Seine Finger tasteten mit liebevoller Vorsicht ihren Körper ab. Ihre Augen konnte er nicht mehr schließen, da die Totenstarre die Augenlider offen hielt. Ihre Finger ließen sich noch bewegen, sodass Armand klar wurde, dass sie noch keine zwei Stunden zuvor gestorben sein musste, also ungefähr zu der Zeit, zu der er das Haus verlassen hatte. Doch in der Zeit davor musste sie schrecklich gelitten haben.
Ihr Kleid war an mehreren Stellen zerrissen und an der freiliegenden Brust erkannte er dunkle Quetschungen. Seine Lippen wurden zu einem schmalen Strich, als er die Stichwunden in ihrem Oberkörper fand. Jemand hatte mit dem Messer dreimal auf sie eingestochen und sie dann einfach liegen gelassen. Das ausgetretene Blut war bereits zu einer klebrigen Masse geworden, nachdem ihr Kleid und der Umhang sich damit vollgesogen hatten.
Armand erkannte, dass der Rock ihres Kleides der Länge nach aufgeschnitten und gerissen worden war. Ihr schlankes, frei liegendes Bein sagte ihm genug, um noch mehr sehen zu wollen. Mit zitternden Fingern zog er den Umhang über ihre Beine, um ihren Körper so gut es ging zu bedecken. Dabei entdeckte er in ihrer anderen Hand das schwarze Haarband von Brid, das sie fest umklammert hielt. Im Schatten der Nische sackte sein Kopf kraftlos nach vorne und er ließ stumm seinen Tränen freien Lauf.

1 Kommentar:

  1. Diesmal hasse ich es, dass ich Recht hatte.

    Auf Armands Frauengeschichten liegt aber auch ein Fluch! Keine schafft es besonders lange bei ihm durchzuhalten. Auch Anya hat zwar schon viel mit ihm erlebt, aber dennoch ist die Beziehung als solche ja erst kurz.

    Aber Armand scheint zu merken, dass er Agnes mehr mochte, als er selbst gemerkt hat, wenn er nun weinend neben ihr hockt.

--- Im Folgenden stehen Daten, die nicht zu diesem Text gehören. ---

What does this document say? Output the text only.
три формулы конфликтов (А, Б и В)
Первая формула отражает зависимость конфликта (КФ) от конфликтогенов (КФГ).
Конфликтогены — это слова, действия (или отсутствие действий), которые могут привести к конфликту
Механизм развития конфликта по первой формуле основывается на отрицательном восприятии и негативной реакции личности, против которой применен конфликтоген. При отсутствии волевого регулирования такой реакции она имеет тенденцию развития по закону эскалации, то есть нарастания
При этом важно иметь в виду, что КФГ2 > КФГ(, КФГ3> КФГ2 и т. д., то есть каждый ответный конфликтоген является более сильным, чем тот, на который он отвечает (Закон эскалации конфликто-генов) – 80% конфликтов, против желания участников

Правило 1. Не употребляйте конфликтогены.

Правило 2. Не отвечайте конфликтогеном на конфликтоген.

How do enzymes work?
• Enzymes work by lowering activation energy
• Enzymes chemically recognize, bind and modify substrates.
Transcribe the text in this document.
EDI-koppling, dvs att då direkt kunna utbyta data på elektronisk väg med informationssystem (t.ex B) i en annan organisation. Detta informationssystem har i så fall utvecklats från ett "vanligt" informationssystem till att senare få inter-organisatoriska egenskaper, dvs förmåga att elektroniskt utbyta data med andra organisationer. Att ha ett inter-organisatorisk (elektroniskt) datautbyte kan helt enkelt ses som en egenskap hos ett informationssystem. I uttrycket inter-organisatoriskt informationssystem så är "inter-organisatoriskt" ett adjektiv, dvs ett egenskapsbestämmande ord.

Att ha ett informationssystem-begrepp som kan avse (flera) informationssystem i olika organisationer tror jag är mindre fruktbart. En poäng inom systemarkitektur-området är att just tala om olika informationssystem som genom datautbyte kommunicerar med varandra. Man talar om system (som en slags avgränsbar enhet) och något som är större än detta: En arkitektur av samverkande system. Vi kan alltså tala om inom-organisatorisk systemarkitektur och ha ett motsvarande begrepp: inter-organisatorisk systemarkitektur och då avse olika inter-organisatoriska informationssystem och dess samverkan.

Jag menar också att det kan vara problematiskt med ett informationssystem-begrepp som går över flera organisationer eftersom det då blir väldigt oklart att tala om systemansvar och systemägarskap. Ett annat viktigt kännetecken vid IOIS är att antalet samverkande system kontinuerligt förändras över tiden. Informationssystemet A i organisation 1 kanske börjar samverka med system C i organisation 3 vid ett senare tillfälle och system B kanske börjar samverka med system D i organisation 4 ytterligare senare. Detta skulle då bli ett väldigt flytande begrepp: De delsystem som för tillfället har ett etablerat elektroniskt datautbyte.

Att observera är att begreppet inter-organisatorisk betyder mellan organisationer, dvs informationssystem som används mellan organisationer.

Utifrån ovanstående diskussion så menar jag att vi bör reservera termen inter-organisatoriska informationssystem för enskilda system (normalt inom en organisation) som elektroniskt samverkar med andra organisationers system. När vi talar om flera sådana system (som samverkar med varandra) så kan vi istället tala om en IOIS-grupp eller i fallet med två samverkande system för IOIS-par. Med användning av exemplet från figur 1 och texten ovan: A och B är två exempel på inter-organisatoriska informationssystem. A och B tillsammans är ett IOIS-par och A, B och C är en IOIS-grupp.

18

    Ich frage mich, wer das wohl gewesen ist. Aber ein wenig vermute ich, dass da jemand nochmal Flecken machen wollte, und Agnes Gegenwehr missachtet hat. Schlussendlich kann man für so einen Akt natürlich keine Zeugen brauchen!

    Doch ist das für Armand auch so naheligend? Und reicht ihm seine Vermutung?